A new report ranks North Carolina as one of the Top 10 most dangerous states for cyclists. The report comes from an insurance industry magazine article, that used figures from the U.S. Department of Transportation calculating deaths per million for 2011. North Carolina came in 10th, with 2.59 deaths per million people.
"It's very scary," said Kerri Fontaine who was cycling Wednesday on the Blue Ridge Parkway, with her friend and cycling buddy Susan Weaver.
Weaver said she loves to ride the Parkway when it's closed to cars. But Wednesday, it was business as usual, with the Parkway open and cyclists like Weaver riding carefully along the side of the road as cars passed by.
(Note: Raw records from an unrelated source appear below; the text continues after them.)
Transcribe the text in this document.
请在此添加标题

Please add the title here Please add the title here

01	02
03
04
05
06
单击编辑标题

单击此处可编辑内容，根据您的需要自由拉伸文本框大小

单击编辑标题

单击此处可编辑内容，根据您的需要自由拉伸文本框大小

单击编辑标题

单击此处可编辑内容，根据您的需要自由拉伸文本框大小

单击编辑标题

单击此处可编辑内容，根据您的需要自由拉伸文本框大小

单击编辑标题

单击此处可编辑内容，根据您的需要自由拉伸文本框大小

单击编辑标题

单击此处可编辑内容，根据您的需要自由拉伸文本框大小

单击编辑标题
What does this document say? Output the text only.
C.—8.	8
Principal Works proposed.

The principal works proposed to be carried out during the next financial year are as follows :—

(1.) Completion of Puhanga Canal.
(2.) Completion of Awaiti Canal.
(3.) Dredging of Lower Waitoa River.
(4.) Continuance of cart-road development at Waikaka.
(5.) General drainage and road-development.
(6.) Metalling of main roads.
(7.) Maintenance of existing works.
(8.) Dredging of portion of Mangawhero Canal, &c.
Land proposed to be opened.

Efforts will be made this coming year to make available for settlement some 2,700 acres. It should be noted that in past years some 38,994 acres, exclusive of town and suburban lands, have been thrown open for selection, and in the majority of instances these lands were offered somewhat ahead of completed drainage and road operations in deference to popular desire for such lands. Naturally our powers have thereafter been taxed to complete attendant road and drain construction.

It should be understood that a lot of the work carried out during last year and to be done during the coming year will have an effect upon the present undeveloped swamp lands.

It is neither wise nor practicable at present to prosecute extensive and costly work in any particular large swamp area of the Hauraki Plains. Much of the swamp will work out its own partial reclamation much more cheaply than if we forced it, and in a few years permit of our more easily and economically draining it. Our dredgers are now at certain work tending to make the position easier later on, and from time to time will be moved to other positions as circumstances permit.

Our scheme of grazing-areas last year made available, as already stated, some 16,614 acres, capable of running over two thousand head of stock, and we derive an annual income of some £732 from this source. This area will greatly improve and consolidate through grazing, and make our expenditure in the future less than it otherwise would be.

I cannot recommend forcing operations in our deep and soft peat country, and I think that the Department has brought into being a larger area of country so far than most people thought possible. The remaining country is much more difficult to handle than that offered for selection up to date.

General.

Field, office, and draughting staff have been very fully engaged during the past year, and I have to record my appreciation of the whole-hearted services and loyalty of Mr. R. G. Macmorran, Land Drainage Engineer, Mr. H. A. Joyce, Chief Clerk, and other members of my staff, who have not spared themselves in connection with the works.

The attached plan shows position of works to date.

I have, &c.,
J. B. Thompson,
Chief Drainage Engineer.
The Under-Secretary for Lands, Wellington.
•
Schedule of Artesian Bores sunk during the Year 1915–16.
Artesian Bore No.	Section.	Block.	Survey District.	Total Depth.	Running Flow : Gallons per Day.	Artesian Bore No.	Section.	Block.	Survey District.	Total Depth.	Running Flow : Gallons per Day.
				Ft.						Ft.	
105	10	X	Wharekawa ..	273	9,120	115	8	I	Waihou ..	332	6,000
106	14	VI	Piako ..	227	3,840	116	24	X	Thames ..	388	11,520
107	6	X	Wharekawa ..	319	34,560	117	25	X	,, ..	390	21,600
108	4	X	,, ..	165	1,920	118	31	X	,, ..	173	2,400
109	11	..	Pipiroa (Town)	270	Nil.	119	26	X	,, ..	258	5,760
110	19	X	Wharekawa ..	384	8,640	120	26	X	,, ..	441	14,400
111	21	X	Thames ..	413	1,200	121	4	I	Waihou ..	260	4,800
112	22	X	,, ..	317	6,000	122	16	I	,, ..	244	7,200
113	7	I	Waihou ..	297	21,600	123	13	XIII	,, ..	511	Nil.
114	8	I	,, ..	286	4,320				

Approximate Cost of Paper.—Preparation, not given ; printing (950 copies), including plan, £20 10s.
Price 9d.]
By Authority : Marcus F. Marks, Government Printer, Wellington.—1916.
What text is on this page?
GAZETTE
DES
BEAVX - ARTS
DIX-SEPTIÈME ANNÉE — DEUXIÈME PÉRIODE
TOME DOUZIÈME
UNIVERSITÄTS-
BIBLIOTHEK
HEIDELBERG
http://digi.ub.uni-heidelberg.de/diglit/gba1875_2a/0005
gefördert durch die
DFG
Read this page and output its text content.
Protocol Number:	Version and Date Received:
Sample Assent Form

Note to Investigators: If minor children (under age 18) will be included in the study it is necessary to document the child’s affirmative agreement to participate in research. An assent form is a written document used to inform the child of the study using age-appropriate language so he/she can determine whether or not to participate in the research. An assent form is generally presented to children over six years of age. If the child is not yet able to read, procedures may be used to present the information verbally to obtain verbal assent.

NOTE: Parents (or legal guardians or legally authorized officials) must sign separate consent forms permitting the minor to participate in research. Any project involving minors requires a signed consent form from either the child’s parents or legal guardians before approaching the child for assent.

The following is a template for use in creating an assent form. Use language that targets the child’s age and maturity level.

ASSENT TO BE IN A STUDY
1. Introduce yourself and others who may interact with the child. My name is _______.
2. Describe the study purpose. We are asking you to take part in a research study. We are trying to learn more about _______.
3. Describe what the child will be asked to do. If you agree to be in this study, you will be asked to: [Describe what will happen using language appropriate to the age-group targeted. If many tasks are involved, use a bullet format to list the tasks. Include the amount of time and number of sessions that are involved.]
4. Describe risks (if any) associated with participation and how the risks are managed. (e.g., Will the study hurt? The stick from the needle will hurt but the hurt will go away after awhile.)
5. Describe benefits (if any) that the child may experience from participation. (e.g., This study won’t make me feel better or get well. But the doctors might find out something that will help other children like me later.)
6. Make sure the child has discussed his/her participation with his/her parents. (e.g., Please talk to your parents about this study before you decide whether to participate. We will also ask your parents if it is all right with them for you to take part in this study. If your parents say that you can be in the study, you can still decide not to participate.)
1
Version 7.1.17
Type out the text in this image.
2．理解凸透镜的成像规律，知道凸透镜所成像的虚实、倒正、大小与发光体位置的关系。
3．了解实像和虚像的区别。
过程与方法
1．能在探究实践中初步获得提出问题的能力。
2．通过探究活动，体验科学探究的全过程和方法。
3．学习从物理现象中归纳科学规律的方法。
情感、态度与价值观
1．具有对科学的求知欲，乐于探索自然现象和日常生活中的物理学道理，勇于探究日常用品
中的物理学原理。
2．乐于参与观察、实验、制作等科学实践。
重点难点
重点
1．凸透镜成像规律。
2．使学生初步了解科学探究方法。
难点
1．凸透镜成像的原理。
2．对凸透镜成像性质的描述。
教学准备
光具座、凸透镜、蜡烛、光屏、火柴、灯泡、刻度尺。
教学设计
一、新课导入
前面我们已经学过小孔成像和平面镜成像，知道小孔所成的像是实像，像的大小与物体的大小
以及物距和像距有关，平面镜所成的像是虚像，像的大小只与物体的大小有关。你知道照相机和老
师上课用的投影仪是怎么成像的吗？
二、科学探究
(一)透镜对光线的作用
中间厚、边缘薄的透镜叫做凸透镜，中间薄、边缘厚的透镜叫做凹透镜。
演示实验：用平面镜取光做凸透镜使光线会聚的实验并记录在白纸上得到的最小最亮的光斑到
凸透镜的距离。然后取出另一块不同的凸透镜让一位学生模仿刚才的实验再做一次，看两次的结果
"There is no other place to ride," said Weaver. "I wish they would put bike paths, but that's a lot of money."
Claudia Nix has owned Liberty Bikes in Asheville, with her husband for 34 years. Nix has heard about the report. She says, "it's very threatening." But she pointed out, state legislators recently passed a new streets bill into law, which should make roads more accommodating and safer for cyclists. "It means that they have to consider bicyclists and pedestrians," said Nix, of Department of Transportation officials.
Nix pointed to basic safety measures riders can take to reduce risks on roads. Wearing bright, yellow or orange shirts, jackets, helmets and even neon arm warmers, can make a huge difference, Nix said. Bikers can also put on a small flashing light on their helmet or the back of their bike. Another point she made was urging new and even seasoned cyclists to take a safety course.
Last September octogenarian Dean Davis was riding on the side of rural State Road 28 in western North Carolina when a driver accidentally struck and killed him. Road biking has inherent dangers, but cyclists who stay alert and take precautions Nix said, without question, can reduce their risk of getting hurt.